Le spécialiste des arts martiaux mixtes originaire de Gatineau, Marc-André Barriault (gauche), est toujours à la recherche d’une première victoire dans l’UFC après trois combats. L’ancienne vedette Patrick Côté (droite) avait vécu aussi pareille situation avant de prendre son élan, encaissant quatre revers de suite au milieu des années 2000.

Barriault peut s’inspirer du «Prédateur»

Ça fera bientôt trois ans que Patrick Côté a livré son dernier combat dans un octogone.

Le « Prédateur » a pris sa retraite en avril 2017 après sa défaite aux mains de Thiago Alves lors du gala UFC 210. Il a mis fin à une brillante carrière de 15 ans dans les arts martiaux mixtes, dont 12 dans l’UFC.

Ça ne l’empêche pas de suivre encore attentivement ce qui se passe chez son ancien employeur. Dans son rôle de commentateur à RDS, il garde un œil sur les combattants québécois, dont Marc-André Barriault qui était considéré un bel espoir à sa sortie de l’organisation TKO.

Sauf que l’athlète originaire de Gatineau a encaissé la défaite à ses trois premiers affrontements dans l’UFC en 2019.

Sa plus récente est survenue la semaine dernière en Corée du Sud. Un revers subi aux mains du favori local, Jun Yong « The Iron Turtle » Park, à la suite d’une décision unanime des juges.

Une performance que Côté a vue, tout comme les deux autres combats impliquant Barriault contre Andrew Sanchez et Krzysztof Jotko chez les poids moyens.

« Ça n’a pas été des combats spectaculaires, avoue Côté, au bout du fil. Ce n’est pas ce à quoi Marc-André nous a habitués. Il a toujours été un gars dans l’action. Un bagarreur. Là, on sent qu’il met les freins, qu’il ne se laisse pas aller.»

Et Côté pense avoir mis le doigt sur le bobo.

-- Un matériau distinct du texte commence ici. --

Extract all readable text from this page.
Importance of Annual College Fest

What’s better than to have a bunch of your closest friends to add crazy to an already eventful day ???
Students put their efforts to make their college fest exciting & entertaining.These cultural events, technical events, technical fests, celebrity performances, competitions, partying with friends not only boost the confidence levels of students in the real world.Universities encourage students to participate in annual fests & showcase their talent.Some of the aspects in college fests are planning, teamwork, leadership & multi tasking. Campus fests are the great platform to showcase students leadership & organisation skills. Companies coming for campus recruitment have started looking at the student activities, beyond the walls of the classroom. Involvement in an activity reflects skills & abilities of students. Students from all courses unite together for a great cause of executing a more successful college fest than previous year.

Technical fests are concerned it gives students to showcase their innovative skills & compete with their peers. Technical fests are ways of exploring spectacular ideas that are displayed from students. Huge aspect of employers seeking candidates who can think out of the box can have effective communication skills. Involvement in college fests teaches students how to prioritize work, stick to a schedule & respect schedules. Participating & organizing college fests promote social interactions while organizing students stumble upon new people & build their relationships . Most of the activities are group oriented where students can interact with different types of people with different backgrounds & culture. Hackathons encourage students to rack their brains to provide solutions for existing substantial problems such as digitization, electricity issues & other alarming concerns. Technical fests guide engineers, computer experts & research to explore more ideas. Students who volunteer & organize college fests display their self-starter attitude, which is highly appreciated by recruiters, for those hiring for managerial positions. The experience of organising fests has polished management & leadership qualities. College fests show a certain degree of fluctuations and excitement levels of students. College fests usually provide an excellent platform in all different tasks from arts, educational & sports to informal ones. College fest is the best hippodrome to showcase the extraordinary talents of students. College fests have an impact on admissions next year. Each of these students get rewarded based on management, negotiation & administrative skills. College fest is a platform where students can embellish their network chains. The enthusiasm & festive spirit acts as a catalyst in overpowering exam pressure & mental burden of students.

«Il pense trop. Je pense qu’il y a un blocage mental. Il ne se fie pas à ses instincts.»

Ce ne sont pas tous les combattants qui survivent à une fiche de 0-3 dans l’UFC. Certains se voient montrer rapidement la porte.

Barriault, lui, a déjà confirmé sur les médias sociaux qu’il obtiendra un quatrième combat. Reste à voir quand et contre qui en 2020.

Et il y a de l’espoir pour le pugiliste de 29 ans.

Patrick Côté avait aussi dû attendre un bout de temps avant de gagner. Il a subi la défaite à ses quatre premières sorties dans la puissante organisation d’arts martiaux mixtes.

«Si ça peut servir d’inspiration à Marc-André, même si ma situation était un peu différente, précise tout de même Côté.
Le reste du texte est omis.